SF protesters use projectors in creative way to convey message

A San Francisco filmmaker is using the Super Bowl as a back drop, along with projectors, to send a message that puts the spotlight on the Bay Area’s housing crisis.

Eric Paul Fournier, an Emmy Award winning documentary film maker, says Super Bowl week provides the perfect stage for this ‘guerilla’ style tactic. 
 
It brings attention to what he describes as a crisis confronting many people— evictions of long-time tenants in the city.

"It doesn't hurt anything. They're very big. They're very visual.  They're very eye catching," he says.

It's a silent protest.

"These are moving billboards that you don't have to worry about. It's not graffiti," Fournier says.

He says he seeks to disrupt not people's lives, but their thoughts.
  
Fournier and a small crew, with the help of a vehicle and his projector, put their message about what they call immoral Ellis Act evictions on the sides of buildings.

"We leave them on for 10 to 15 minutes and then we move on," says Fournier.

He started projecting his messages Wednesday with the play on words, "This is not a game."

He says evictions are playing with people's lives.
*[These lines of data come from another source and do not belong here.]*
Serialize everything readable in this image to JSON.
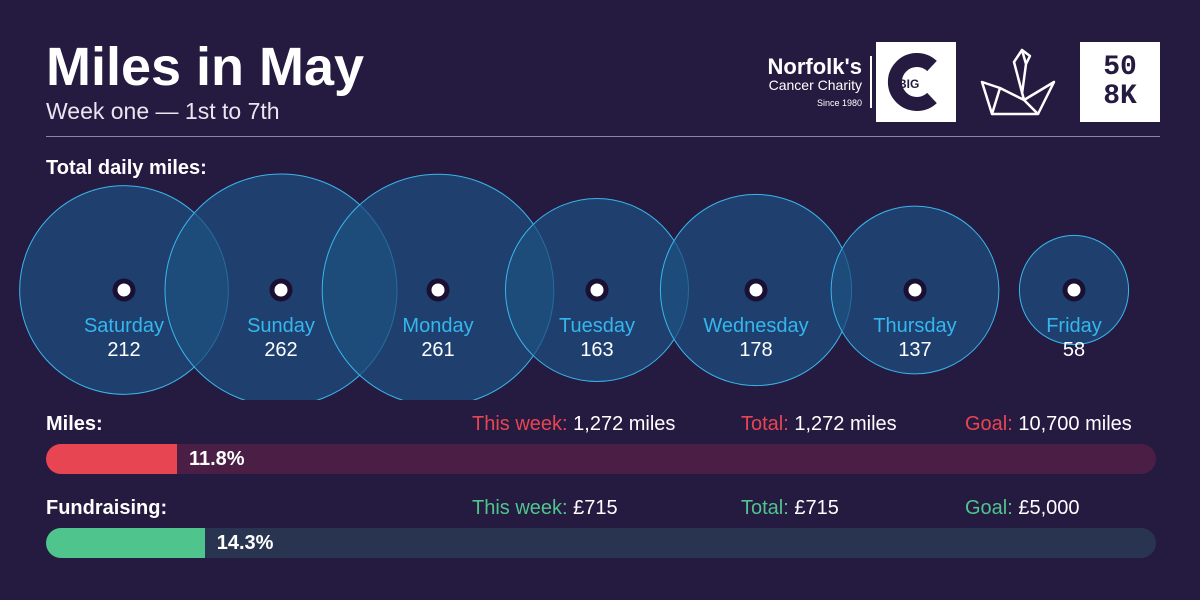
{
  "header": {
    "title": "Miles in May",
    "subtitle": "Week one — 1st to 7th"
  },
  "logos": {
    "charity_name": "Norfolk's",
    "charity_sub": "Cancer Charity",
    "charity_since": "Since 1980",
    "big_c_text": "BIG",
    "soak_text": [
      "50",
      "8K"
    ]
  },
  "daily_label": "Total daily miles:",
  "chart_data": {
    "type": "bubble",
    "categories": [
      "Saturday",
      "Sunday",
      "Monday",
      "Tuesday",
      "Wednesday",
      "Thursday",
      "Friday"
    ],
    "values": [
      212,
      262,
      261,
      163,
      178,
      137,
      58
    ]
  },
  "miles": {
    "label": "Miles:",
    "this_week_label": "This week:",
    "this_week_value": "1,272 miles",
    "total_label": "Total:",
    "total_value": "1,272 miles",
    "goal_label": "Goal:",
    "goal_value": "10,700 miles",
    "percent_text": "11.8%",
    "percent": 11.8
  },
  "fundraising": {
    "label": "Fundraising:",
    "this_week_label": "This week:",
    "this_week_value": "£715",
    "total_label": "Total:",
    "total_value": "£715",
    "goal_label": "Goal:",
    "goal_value": "£5,000",
    "percent_text": "14.3%",
    "percent": 14.3
  },
  "colors": {
    "background": "#251a40",
    "bubble_fill": "#1d4f7f",
    "bubble_stroke": "#3ab5ec",
    "day_label": "#35b6ee",
    "miles_fill": "#e84552",
    "miles_track": "#4b1f45",
    "funds_fill": "#50c48d",
    "funds_track": "#293550"
  }
}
"We're hoping people will ask questions," said Fournier. 
  
He says he's seen friend after friend get evicted perhaps legally under the state law, but he says it’s often immoral.

"It got to be alarming in the last year or two," says Fournier. 

He tells KTVU he heard about a 60-year-old Robert Dodd, who's suffering from HIV-AIDS and facing eviction through word of mouth.
  
Dodd says he's fighting eviction from his flat on Larkin Street near the Broadway tunnel after living there for 20 years.

"I don't know what's going to happen to me," says Dodd.

He adds the projector protest gives him a voice.

"Yes, I'm very grateful because other people have decided to help to see that I don't lose my home," says Dodd.  

Thursday night, Fournier and his crew displayed the images on half a dozen sites including Ghirardelli Square and the side of buildings where tenants are being evicted.

"We were trying to capitalize on the heat of the Super Bowl being in town and try to raise awareness for people who don't know what's going on," Fournier says.
  
This projector protest is part of the documentary Fournier is making about the plight of tenants facing eviction.
   
On Saturday night, he hopes to project images onto high-rises hopefully near Super Bowl City where it can get maximum exposure.